Ghana is working on a new policy to buy oil products with gold rather than US dollar reserves, Vice President Mahamudu Bawumia said on Facebook.
The Ghanaian currency, Cedi, has become the worst performing currency in the world after it lost 45.1 per cent of its value to the United States’ dollar in 2022.
The cedi was down 11.2750 per dollar in the Ghanaian capital city, in response to the government’s talks with the International Monetary Fund (IMF) that may involve debt restructuring.
A Bloomberg report said the cedi’s poor performance against the dollar makes it the worst among 148 currencies tracked.
The Ghanaian monetary authorities are in formal negotiations with the IMF for an extended credit facility as the West African country hopes to receive up to $3 billion in loans over three years in a bid to stabilize balance of payments.
With the slide, the Ghanaian currency has overtaken the losses of the Sri Lankan rupee, which slumped nearly 45% against the United States’ dollar this year amid socio-economic challenges.

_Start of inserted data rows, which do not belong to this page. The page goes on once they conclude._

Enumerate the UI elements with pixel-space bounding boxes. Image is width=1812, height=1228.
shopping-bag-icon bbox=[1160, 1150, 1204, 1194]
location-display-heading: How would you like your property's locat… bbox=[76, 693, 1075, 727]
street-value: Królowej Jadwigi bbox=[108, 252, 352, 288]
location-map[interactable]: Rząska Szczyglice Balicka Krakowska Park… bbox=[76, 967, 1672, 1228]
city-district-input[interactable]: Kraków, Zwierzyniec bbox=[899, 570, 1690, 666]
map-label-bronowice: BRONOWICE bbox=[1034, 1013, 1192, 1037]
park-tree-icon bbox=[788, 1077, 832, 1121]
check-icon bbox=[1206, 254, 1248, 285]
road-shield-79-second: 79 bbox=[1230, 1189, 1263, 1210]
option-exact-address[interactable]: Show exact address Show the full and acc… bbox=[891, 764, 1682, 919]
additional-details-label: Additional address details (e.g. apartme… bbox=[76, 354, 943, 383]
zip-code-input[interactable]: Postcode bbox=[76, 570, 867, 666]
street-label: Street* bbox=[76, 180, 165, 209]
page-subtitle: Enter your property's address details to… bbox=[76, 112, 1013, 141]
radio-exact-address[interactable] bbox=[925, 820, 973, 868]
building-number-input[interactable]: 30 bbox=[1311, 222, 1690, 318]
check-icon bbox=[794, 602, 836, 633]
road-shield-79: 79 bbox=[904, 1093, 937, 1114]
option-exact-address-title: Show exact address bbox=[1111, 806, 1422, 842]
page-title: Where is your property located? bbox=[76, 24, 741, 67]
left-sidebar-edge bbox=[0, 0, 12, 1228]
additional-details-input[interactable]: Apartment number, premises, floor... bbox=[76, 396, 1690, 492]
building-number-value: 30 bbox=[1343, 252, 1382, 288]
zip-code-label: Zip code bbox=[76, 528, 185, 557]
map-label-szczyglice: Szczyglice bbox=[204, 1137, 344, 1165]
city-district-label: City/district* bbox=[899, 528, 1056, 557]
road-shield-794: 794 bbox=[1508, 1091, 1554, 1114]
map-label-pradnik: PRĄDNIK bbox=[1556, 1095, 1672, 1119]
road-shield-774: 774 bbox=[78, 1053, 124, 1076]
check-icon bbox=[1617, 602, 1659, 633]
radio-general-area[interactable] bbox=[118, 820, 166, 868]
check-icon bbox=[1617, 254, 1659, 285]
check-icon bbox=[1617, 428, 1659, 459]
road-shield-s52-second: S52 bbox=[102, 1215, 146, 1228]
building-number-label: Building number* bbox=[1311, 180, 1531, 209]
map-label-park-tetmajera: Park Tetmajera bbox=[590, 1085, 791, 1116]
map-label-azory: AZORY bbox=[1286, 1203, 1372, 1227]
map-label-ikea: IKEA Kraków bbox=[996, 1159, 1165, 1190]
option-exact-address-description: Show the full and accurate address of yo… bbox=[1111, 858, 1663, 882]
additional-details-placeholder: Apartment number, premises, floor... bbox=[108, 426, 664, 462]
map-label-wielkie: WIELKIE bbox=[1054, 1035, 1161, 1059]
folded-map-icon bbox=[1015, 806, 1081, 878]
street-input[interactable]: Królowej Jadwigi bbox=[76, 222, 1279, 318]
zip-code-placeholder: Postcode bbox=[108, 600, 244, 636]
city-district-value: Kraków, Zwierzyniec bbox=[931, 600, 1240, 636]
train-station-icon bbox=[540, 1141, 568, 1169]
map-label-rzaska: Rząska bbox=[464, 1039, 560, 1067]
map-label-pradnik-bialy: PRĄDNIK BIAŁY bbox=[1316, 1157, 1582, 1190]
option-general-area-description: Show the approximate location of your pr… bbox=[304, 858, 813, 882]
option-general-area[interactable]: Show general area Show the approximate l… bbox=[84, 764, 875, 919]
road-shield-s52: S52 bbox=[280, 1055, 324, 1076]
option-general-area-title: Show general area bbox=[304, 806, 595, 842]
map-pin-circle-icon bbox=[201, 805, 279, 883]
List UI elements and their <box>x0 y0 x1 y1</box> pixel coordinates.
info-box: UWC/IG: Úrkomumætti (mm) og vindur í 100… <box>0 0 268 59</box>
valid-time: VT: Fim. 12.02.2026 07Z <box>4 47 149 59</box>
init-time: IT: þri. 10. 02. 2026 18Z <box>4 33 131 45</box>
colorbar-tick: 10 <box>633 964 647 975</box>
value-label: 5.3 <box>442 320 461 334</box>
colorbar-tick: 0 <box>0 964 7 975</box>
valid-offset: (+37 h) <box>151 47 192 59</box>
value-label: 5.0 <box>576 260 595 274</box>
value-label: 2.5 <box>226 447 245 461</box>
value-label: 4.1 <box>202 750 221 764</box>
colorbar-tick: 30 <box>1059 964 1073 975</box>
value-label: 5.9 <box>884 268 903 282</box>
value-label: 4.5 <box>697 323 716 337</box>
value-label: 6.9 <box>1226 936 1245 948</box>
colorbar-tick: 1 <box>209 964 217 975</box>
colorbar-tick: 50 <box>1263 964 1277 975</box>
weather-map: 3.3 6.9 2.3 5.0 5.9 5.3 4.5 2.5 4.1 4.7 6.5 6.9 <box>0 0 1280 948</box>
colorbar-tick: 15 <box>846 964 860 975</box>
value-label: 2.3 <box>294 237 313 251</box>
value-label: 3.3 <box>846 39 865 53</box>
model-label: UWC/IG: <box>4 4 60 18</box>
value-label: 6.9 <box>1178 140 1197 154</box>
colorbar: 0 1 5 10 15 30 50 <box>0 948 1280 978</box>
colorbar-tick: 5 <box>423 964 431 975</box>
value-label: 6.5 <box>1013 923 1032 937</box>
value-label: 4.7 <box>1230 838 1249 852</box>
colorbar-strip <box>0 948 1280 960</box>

Ghana recently began talks with the IMF for a bailout programme to restore macro-economic stability as spiraling inflation triggered street protests against price hikes, taxes and other levies.
Mahamudu Bawumia, vice-president of Ghana, disclosed this in a Facebook post on Thursday.
In the post titled “the use of gold to buy imported oil products”, Bawumia said the high demand for foreign exchange by oil importers in the face of dwindling foreign exchange reserves “has resulted in the depreciation of the cedi“.
He added that the demand has also led to increased cost of living with higher prices for fuel, transportation, and utilities, among others.
A dollar is equivalent to ₵14.50, according to FX-rate, a foreign exchange platform.
The Vice-President, however, said the government is putting up a new policy to allow gold and not dollars to be used for the exchange of oil products.
“To address this challenge, the government is negotiating a new policy regime where our gold (rather than our US dollar reserves) will be used to buy oil products,” the post reads.
“The barter of sustainably mined gold for oil is one of the most important economic policy changes in Ghana since independence. If we implement it as envisioned, it will fundamentally change our balance of payments and significantly reduce the persistent depreciation of our currency with its associated increases in fuel, electricity, water, transport, and food prices.
“This is because the exchange rate (spot or forward) will no longer directly enter the formula for the determination of fuel or utility prices since all the domestic sellers of fuel will no longer need foreign exchange to import oil products.
“The barter of gold for oil represents a major structural change.”
He, therefore, added that the government “expects this new framework to be fully operational by the end of the first quarter of 2023.”